I’ve been pondering how one can write an introduction to the world, how I can possibly convey to my audience who it is I am and what it is I have to say.

How did I get here? Looking around at my co-writers (if one can look in this marvelously disconnected cyber-world), I see that I am the only woman. I am the only teacher. Does that make me an expert on women’s issues, or on educational issues? No, I don’t believe so. It does however give me a different perspective on the world, a different body of experiences, and a different personality with which you may identify.
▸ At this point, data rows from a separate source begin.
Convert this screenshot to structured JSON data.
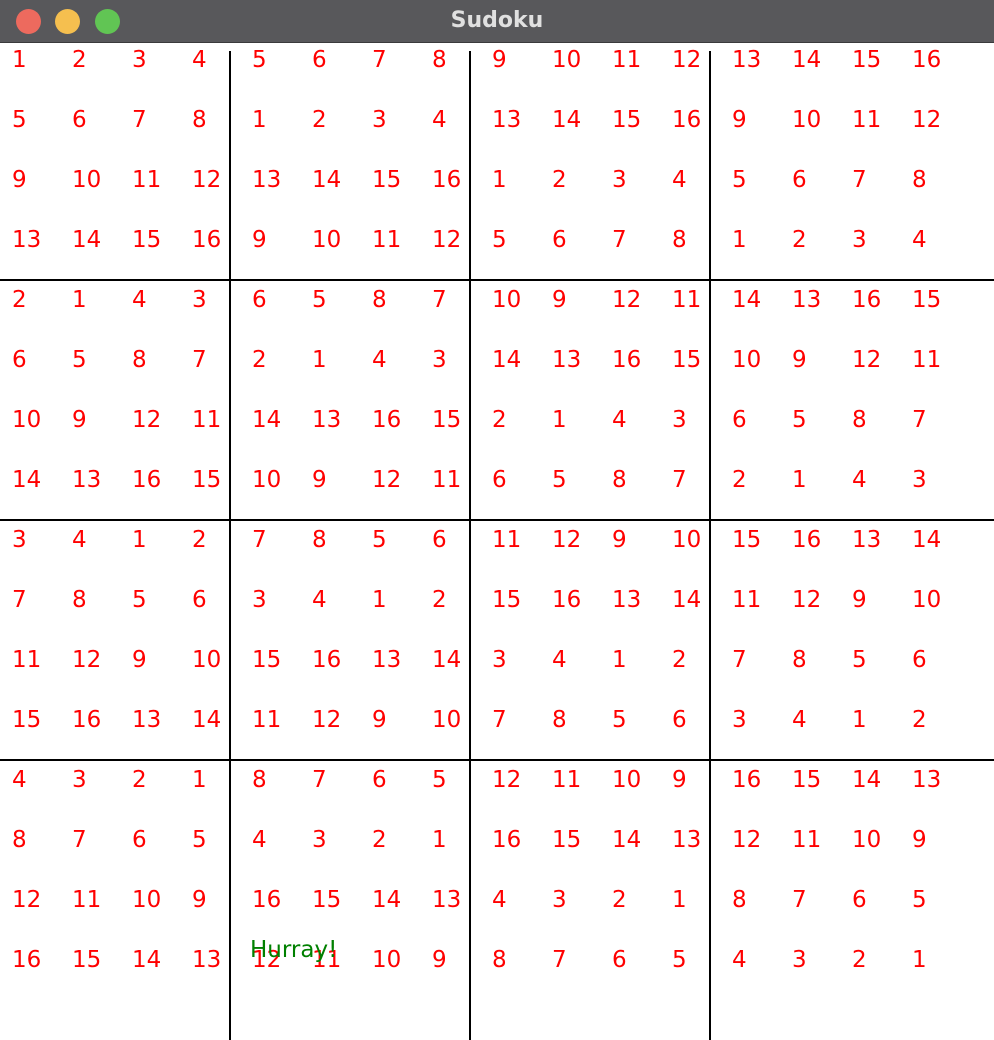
{
  "window": {
    "title": "Sudoku",
    "controls": [
      {
        "name": "close-button",
        "color": "#ed6a5e"
      },
      {
        "name": "minimize-button",
        "color": "#f5bf4f"
      },
      {
        "name": "maximize-button",
        "color": "#61c554"
      }
    ]
  },
  "colors": {
    "given_digit": "#ff0000",
    "status_text": "#008000",
    "grid_line": "#000000"
  },
  "board": {
    "size": 16,
    "box_size": 4,
    "rows": [
      [
        "1",
        "2",
        "3",
        "4",
        "5",
        "6",
        "7",
        "8",
        "9",
        "10",
        "11",
        "12",
        "13",
        "14",
        "15",
        "16"
      ],
      [
        "5",
        "6",
        "7",
        "8",
        "1",
        "2",
        "3",
        "4",
        "13",
        "14",
        "15",
        "16",
        "9",
        "10",
        "11",
        "12"
      ],
      [
        "9",
        "10",
        "11",
        "12",
        "13",
        "14",
        "15",
        "16",
        "1",
        "2",
        "3",
        "4",
        "5",
        "6",
        "7",
        "8"
      ],
      [
        "13",
        "14",
        "15",
        "16",
        "9",
        "10",
        "11",
        "12",
        "5",
        "6",
        "7",
        "8",
        "1",
        "2",
        "3",
        "4"
      ],
      [
        "2",
        "1",
        "4",
        "3",
        "6",
        "5",
        "8",
        "7",
        "10",
        "9",
        "12",
        "11",
        "14",
        "13",
        "16",
        "15"
      ],
      [
        "6",
        "5",
        "8",
        "7",
        "2",
        "1",
        "4",
        "3",
        "14",
        "13",
        "16",
        "15",
        "10",
        "9",
        "12",
        "11"
      ],
      [
        "10",
        "9",
        "12",
        "11",
        "14",
        "13",
        "16",
        "15",
        "2",
        "1",
        "4",
        "3",
        "6",
        "5",
        "8",
        "7"
      ],
      [
        "14",
        "13",
        "16",
        "15",
        "10",
        "9",
        "12",
        "11",
        "6",
        "5",
        "8",
        "7",
        "2",
        "1",
        "4",
        "3"
      ],
      [
        "3",
        "4",
        "1",
        "2",
        "7",
        "8",
        "5",
        "6",
        "11",
        "12",
        "9",
        "10",
        "15",
        "16",
        "13",
        "14"
      ],
      [
        "7",
        "8",
        "5",
        "6",
        "3",
        "4",
        "1",
        "2",
        "15",
        "16",
        "13",
        "14",
        "11",
        "12",
        "9",
        "10"
      ],
      [
        "11",
        "12",
        "9",
        "10",
        "15",
        "16",
        "13",
        "14",
        "3",
        "4",
        "1",
        "2",
        "7",
        "8",
        "5",
        "6"
      ],
      [
        "15",
        "16",
        "13",
        "14",
        "11",
        "12",
        "9",
        "10",
        "7",
        "8",
        "5",
        "6",
        "3",
        "4",
        "1",
        "2"
      ],
      [
        "4",
        "3",
        "2",
        "1",
        "8",
        "7",
        "6",
        "5",
        "12",
        "11",
        "10",
        "9",
        "16",
        "15",
        "14",
        "13"
      ],
      [
        "8",
        "7",
        "6",
        "5",
        "4",
        "3",
        "2",
        "1",
        "16",
        "15",
        "14",
        "13",
        "12",
        "11",
        "10",
        "9"
      ],
      [
        "12",
        "11",
        "10",
        "9",
        "16",
        "15",
        "14",
        "13",
        "4",
        "3",
        "2",
        "1",
        "8",
        "7",
        "6",
        "5"
      ],
      [
        "16",
        "15",
        "14",
        "13",
        "12",
        "11",
        "10",
        "9",
        "8",
        "7",
        "6",
        "5",
        "4",
        "3",
        "2",
        "1"
      ]
    ]
  },
  "status": {
    "message": "Hurray!"
  }
}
I’m not as liberal as I used to be, nor am I as brave. As I’ve grown older, left school, started my first job, gotten engaged, and met people who I would never have imagined meeting, I’ve begun to question everything I hold dear. I think that’s what makes beliefs so dear in the first place, their ability to be questioned. I don’t claim to have all the answers, or to be an expert on those issues on which I will attempt to reflect from time to time. I can only offer my opinions, my experiences, my viewpoints and my personality.

Perhaps it is a cliche for me, the resident feminist to say that “The personal is political,” but I’m going to say it anyway. I completely believe that every choice we make in our own lives is in its way a deeply political statement. And so, while I cannot promise that I will not from time to time launch into a rant on a national issue, the majority of the stories I have to tell are smaller stories, stories of people I’ve known and things I’ve seen. You may think that makes them less important. I don’t.

And so on these small things, I suppose I am the expert. This is grassroots where it truly begins: from the bottom up, from the individual to the national and back to the individual. Now is not the time to rest, but now is the time to gather wisdom and strength and to begin to grow. I hope you’ll stick around to grow with me.